Sunday, 5 October 2014
During my undergrad there were people on my course and in my uni who were there because of family/societal expectation. What do you do after school? Well if you can get a degree, you pick something, and just get it. People don't necessarily choose the right subject at this age, with a portion of students having selected their subject purely because they had to. It was perhaps the class they were best at in school. As a result, undergraduate classes often have several members who are not especially enthusiastic about being there, and education is more of a tick box exercise. These are
often the people who pay little attention to course material or deadlines, and don't understand why anyone would bother to ask copious questions that make getting through the lessons take longer, when they just want to get out and hit the pub.
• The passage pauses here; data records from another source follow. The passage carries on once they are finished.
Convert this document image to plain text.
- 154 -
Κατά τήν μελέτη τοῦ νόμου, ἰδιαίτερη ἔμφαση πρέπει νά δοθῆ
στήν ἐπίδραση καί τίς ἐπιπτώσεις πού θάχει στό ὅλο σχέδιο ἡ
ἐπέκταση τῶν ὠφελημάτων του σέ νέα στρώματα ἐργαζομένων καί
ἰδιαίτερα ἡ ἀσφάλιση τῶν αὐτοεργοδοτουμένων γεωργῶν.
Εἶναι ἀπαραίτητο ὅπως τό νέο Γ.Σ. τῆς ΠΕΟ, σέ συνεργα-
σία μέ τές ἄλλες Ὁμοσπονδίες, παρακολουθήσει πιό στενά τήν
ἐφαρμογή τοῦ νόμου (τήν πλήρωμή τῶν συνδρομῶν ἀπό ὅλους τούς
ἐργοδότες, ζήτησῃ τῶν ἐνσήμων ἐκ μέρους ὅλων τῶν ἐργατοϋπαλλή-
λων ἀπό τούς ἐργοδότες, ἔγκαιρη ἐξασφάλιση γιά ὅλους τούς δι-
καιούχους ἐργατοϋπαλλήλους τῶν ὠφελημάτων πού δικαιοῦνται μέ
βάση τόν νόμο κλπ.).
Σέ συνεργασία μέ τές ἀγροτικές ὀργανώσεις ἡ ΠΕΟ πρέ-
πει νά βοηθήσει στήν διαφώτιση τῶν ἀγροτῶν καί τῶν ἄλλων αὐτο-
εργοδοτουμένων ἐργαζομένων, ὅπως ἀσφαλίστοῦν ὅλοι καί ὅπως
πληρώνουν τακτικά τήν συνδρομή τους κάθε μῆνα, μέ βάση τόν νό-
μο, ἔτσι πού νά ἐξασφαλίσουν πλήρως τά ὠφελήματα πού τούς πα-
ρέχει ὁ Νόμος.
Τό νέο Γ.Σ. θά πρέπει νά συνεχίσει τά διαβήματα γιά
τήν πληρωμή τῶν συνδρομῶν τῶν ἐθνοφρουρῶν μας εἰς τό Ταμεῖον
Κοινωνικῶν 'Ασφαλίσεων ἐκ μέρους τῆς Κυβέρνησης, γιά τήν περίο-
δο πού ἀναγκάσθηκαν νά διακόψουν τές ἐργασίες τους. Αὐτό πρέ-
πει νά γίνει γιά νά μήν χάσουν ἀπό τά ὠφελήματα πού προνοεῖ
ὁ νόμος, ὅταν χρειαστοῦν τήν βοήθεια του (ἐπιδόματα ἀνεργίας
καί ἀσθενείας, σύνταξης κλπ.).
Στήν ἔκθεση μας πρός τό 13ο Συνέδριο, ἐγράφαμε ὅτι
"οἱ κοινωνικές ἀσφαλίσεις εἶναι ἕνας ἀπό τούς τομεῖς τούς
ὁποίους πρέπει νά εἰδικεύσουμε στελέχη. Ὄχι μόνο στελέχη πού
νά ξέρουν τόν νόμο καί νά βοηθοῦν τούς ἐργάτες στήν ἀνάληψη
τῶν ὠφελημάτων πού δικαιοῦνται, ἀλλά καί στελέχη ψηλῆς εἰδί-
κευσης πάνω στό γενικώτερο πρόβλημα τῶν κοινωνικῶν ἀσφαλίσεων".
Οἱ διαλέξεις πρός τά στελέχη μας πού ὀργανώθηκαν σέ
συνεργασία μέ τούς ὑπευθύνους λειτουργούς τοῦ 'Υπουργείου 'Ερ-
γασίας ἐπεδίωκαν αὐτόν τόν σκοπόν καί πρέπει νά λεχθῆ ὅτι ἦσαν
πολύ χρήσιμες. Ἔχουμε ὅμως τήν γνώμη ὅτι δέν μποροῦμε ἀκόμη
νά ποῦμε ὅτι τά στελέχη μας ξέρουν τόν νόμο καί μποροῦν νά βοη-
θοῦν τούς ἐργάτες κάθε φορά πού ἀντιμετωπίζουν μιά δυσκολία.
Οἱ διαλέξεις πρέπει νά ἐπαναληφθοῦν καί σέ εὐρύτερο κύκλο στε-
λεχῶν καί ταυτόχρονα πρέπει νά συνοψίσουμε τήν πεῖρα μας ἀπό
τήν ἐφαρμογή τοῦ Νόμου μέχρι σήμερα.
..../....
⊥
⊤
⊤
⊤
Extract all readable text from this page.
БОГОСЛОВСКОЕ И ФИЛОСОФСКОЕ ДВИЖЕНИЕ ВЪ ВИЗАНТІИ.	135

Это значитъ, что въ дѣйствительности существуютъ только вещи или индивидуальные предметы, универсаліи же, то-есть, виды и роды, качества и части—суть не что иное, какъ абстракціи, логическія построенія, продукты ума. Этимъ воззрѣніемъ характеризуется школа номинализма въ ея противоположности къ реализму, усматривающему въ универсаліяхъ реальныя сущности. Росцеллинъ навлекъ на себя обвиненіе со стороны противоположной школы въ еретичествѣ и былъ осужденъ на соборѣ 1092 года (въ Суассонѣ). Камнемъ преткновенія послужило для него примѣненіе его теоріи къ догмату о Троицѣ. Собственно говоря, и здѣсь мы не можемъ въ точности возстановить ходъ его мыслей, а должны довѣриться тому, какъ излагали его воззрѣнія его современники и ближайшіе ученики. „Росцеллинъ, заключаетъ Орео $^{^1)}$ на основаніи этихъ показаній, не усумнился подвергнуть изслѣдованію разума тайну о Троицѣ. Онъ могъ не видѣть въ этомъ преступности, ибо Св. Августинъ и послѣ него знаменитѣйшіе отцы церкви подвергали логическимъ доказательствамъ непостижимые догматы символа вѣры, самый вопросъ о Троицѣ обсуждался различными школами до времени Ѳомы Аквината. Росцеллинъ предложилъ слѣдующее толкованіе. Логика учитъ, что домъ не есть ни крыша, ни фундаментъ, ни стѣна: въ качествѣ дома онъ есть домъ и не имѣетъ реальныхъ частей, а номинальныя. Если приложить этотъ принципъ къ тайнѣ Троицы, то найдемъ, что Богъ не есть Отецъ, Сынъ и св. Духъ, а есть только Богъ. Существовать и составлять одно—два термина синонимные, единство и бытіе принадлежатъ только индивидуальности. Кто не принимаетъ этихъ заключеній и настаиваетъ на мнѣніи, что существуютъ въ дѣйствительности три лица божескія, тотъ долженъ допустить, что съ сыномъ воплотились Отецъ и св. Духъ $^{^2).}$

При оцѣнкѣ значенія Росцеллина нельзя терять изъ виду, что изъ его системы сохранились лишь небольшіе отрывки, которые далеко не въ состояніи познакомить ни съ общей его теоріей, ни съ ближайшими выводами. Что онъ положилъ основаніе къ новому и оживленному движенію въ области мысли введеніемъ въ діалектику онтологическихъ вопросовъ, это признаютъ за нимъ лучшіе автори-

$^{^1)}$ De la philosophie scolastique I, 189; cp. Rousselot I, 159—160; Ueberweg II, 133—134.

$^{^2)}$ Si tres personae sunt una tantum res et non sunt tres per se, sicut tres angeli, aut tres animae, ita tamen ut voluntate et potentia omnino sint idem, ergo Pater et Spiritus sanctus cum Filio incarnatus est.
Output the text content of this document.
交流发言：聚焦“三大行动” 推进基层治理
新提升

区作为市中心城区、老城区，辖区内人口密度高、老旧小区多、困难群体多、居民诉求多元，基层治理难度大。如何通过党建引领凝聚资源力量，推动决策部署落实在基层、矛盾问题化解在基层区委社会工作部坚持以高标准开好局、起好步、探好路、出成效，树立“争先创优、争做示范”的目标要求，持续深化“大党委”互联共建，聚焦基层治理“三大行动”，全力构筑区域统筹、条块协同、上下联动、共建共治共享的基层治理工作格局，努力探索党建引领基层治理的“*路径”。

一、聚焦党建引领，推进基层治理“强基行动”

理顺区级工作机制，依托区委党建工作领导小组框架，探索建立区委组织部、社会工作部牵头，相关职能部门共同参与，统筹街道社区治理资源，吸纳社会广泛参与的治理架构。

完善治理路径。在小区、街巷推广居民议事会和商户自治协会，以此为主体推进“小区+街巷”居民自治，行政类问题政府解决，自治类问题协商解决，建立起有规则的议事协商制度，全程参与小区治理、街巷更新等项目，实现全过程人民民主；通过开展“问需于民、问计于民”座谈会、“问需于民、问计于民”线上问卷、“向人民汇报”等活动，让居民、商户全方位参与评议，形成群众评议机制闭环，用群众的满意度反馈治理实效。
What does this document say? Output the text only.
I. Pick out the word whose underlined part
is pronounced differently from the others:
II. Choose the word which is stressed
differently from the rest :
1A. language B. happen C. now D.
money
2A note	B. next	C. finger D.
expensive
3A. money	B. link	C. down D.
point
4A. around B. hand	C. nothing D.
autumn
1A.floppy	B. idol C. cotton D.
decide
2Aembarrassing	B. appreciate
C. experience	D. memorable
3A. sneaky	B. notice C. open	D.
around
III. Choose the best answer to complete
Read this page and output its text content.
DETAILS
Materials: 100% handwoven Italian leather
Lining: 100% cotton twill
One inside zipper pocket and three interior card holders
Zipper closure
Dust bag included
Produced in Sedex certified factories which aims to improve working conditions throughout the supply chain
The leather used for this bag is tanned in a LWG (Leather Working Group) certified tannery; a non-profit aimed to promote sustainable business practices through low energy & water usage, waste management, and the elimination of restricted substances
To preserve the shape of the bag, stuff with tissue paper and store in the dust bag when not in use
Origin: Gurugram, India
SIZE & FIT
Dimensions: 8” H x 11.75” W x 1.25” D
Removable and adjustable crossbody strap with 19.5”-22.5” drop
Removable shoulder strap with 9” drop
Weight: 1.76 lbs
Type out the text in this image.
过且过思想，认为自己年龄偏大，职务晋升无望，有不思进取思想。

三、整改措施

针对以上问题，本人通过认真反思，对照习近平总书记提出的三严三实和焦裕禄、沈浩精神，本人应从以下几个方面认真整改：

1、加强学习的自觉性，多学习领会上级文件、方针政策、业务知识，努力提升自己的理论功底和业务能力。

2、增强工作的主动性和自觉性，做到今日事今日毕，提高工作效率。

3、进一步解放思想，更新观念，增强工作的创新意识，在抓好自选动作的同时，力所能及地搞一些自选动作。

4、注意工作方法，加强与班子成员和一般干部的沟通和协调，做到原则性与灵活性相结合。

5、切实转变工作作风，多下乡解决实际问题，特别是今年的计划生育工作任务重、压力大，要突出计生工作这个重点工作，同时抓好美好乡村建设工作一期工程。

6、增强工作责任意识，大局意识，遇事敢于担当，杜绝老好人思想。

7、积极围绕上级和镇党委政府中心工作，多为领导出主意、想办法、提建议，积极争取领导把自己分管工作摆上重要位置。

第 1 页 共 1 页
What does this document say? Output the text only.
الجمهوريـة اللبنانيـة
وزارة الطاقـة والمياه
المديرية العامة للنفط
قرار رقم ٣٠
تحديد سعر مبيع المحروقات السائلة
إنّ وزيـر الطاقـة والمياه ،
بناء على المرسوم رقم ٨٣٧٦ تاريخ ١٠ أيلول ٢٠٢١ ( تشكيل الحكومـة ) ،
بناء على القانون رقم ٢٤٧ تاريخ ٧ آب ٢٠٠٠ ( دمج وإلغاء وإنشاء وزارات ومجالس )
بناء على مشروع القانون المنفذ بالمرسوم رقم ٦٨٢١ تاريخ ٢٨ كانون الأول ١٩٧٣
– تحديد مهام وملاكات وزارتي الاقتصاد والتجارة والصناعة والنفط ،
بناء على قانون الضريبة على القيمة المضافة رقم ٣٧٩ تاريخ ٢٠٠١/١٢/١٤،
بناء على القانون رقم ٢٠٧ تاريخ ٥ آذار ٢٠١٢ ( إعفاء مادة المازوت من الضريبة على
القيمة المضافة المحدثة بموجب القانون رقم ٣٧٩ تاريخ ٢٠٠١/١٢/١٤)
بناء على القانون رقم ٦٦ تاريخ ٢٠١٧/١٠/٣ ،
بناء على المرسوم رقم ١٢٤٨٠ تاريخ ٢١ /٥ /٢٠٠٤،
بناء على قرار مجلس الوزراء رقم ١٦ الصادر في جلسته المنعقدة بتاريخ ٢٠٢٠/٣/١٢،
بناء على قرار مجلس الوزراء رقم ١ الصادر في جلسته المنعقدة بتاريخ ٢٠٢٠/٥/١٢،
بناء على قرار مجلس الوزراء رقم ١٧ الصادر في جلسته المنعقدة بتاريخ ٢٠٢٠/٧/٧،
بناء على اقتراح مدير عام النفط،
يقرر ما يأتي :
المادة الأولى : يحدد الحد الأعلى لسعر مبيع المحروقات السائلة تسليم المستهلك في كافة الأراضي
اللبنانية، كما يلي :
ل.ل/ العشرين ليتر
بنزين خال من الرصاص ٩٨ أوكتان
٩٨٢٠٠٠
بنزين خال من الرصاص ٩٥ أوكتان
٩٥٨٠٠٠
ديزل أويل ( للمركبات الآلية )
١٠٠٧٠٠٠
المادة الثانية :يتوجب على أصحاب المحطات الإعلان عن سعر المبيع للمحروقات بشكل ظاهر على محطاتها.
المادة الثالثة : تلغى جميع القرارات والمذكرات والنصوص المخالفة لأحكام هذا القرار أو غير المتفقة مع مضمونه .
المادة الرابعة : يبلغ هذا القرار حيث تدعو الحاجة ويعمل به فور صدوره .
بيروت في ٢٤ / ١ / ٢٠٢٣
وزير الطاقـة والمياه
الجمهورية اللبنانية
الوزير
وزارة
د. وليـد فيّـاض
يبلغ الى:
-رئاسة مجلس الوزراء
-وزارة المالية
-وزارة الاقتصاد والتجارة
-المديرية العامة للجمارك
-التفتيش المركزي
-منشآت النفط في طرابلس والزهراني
This reticence has an unavoidable influence on class dynamics. While I have plenty of time for those who want to draw on the support of their peers, my patience doesn't last long for fellow students who aren't meeting the demands of their course through indifference or lack of effort.*
At postgraduate level on the other hand, most - if not all - students have quite specifically chosen and slogged to be on that course, and have an end goal in sight that directly relates to their postgraduate education. This means that for the first time I'm in a class of peers who all actually care about their subject. Both educationally and monetarily they can't afford to drift along (although I'm sure there will always be some who do). Having always been the knuckle-down student, I'm now just another hard-working excitable palaeo-person.
Do I feel a loss of identity? Maybe a little, but mostly it's just refreshing and exciting to feel surrounded by others who, despite coming from wildly differing backgrounds and approaches, all appreciate the same things and want to do more than just scrape by.
Humans are a tribal animal, I guess I've finally found mine.
*Wouldn't it be better if more students were encouraged to take a few years out and discover their underlying passions, rather than using up funding and time on a degree they may discover isn't really the right one for them further down the line? As a mature student, I see now what a huge mistake it would have been if I had accepted any of the degree programmes I was offered after school.